Aces Guide to Gambling

Who Pays for the Video Poker Bonuses?

About The Author

Al Krigman is is a weekly syndicated newspaper gaming columnist and Editor & Publisher of Winning Ways, a monthly newsletter for casino aficionados.

Readers of this page can receive the free weekly e-mail edition of Winning Ways. Just send a message to punterpress@aol.com, mentioning that you learned about it from
Aces Guide to Gambling.

by Alan Krigman

Video poker fans who enjoy games with no wild cards are being tantalized by new machines offering bonuses for four-of-a-kind. The old standbys we knew and loved returned 25-for-1 for any quads. Along came bonus babies boasting 80-for-1 for four aces, 40-for-1 for four twos through fours, and 25-for-1 for four of anything else. Next, double bonus games paid twice as much for the corresponding hands. Now, there are triple bonuses at 240-for-1, 120-for-1, and 75-for-1 for the same results. Double and triple whammy games also escalate full house and flush payments.

Specific pay schedules for the three types of machines vary among jurisdictions and joints, depending on factors like the whims and generosity of the casino bosses. The table below shows payouts on three such games in one of Atlantic City's posh punting palaces.

 bonus 2X bonus 3X bonus
J or over 1 J or over 1 K or over 1
2 pair 2 2 pair 1 2 pair 1
3 kind 3 3 kind 3 3 kind 3
straight 4 straight 4 straight 5
flush 5 flush 6 flush 7
full house 6 full house 9 full house 10
4 (5-k) 25 4 (5-k) 50 4 (5-k) 75
4 (2-4) 40 4 (2-4) 80 4 (2-4) 120
4 (A) 80 4 (A) 160 4 (A) 240
str flush 50 str flush 50 str flush 50
royal 800 royal 800 royal 800

 

Appearances are deceiving and coupons for all-you-can-eat buffets abound. Still, everyone knows that nothing in a casino is really free. Certainly not the extra money returned on flushes, full houses, and especially quads at multiple bonus video poker. A glance at the payout tables shows just where Peter is robbed to pay Paul. Single bonus 25-40-80 machines return 2-for-1 on two pair, while double and triple bonus games pay only 1-for-1. And while single and double bonus versions both return 1-for-1 with pairs of Jacks or better, Jacks and Queens lose on the triple bonus game and only paired Kings and Aces get 1-for-1.

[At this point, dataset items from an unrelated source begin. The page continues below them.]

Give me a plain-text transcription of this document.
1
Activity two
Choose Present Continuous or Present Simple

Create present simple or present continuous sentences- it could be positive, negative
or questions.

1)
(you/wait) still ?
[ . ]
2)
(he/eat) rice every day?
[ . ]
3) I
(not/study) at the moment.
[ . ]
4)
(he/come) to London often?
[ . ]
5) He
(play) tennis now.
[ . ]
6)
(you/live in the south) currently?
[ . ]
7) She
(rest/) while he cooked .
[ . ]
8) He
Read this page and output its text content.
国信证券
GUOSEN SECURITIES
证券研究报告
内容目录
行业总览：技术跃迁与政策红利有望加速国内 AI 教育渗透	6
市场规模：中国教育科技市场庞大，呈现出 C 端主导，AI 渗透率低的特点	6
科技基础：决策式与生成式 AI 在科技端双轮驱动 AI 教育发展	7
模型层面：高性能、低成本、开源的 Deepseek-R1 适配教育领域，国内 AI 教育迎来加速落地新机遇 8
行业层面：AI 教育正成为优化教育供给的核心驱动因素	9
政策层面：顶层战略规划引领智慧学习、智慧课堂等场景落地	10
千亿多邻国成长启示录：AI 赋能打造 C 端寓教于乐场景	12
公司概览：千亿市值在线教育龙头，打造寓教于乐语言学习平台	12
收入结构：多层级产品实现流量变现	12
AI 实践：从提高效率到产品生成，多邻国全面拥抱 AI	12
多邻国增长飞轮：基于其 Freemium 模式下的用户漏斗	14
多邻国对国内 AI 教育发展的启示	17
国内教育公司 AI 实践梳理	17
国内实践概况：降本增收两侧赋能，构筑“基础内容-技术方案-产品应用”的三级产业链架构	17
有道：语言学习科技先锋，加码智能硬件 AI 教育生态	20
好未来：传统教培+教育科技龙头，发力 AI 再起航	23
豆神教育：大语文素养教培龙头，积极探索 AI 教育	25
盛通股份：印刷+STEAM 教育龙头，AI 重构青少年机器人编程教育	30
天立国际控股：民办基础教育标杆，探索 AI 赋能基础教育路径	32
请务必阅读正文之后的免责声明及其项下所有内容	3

The usual way to compare slot machines involves "payback percentage." This is the fraction of all money wagered that's returned to players. With the indicated returns, the paybacks are 96.77 percent for single bonus, 97.23 percent for double bonus, and 95.33 percent for triple bonus. Players get the most back on these double bonus games, less on single, and least on triple.

Payback percentage isn't readily apparent from round to round. And small payback differences seem more important to the Nikolai Ivanovich Lobachevskiis than the video poker buffs of the world.

A more intuitive way to compare machines involves the tendency for most solid citizens to go for the gold and not quit 'til they get it or their money runs out. This means they want as long a session and as many tries at a big score as their stakes can buy.

This is the gambler's survival criterion. And it highlights the cost of shaving the low end to boost the high. Say a bunch of bettors start with $250 and never hit more than a full house. Betting five quarters, an average of 85 percent will survive at least 1,070 rounds on single bonus, 710 rounds on double bonus, and 500 rounds on triple bonus. Betting five dollars, longevity drops to 192, 130, and 95 rounds on the respective machines.

Of players who aim higher, the many who miss therefore finance the few who succeed. Does this imply you should avoid games with bonus payouts? Or that if your bankroll is $250, you have to play the quarter and not the dollar machines? Not necessarily. It's a matter of your personal preferences and proclivities.

For instance, since you're playing video poker, it stands to reason you'd quit after winning 800-for-1 on a royal with five coins -- since this is the most you can hit on one round. If you won't also walk when you grab 50-for-1 for a rare straight flush, you may favor games featuring 240-for-1 or 160-for-1 on four aces. Conversely, if you know you'll sneak over to the cash or credit card terminal for extra money after your initial stake is depleted, maybe you should look for games where you can last the longest on whatever made sense before you left home. The muse of the machines, Sumner A Ingmark, said it like this:

Gamblers adopting the wisest perspectives,
Start off by setting the clearest objectives.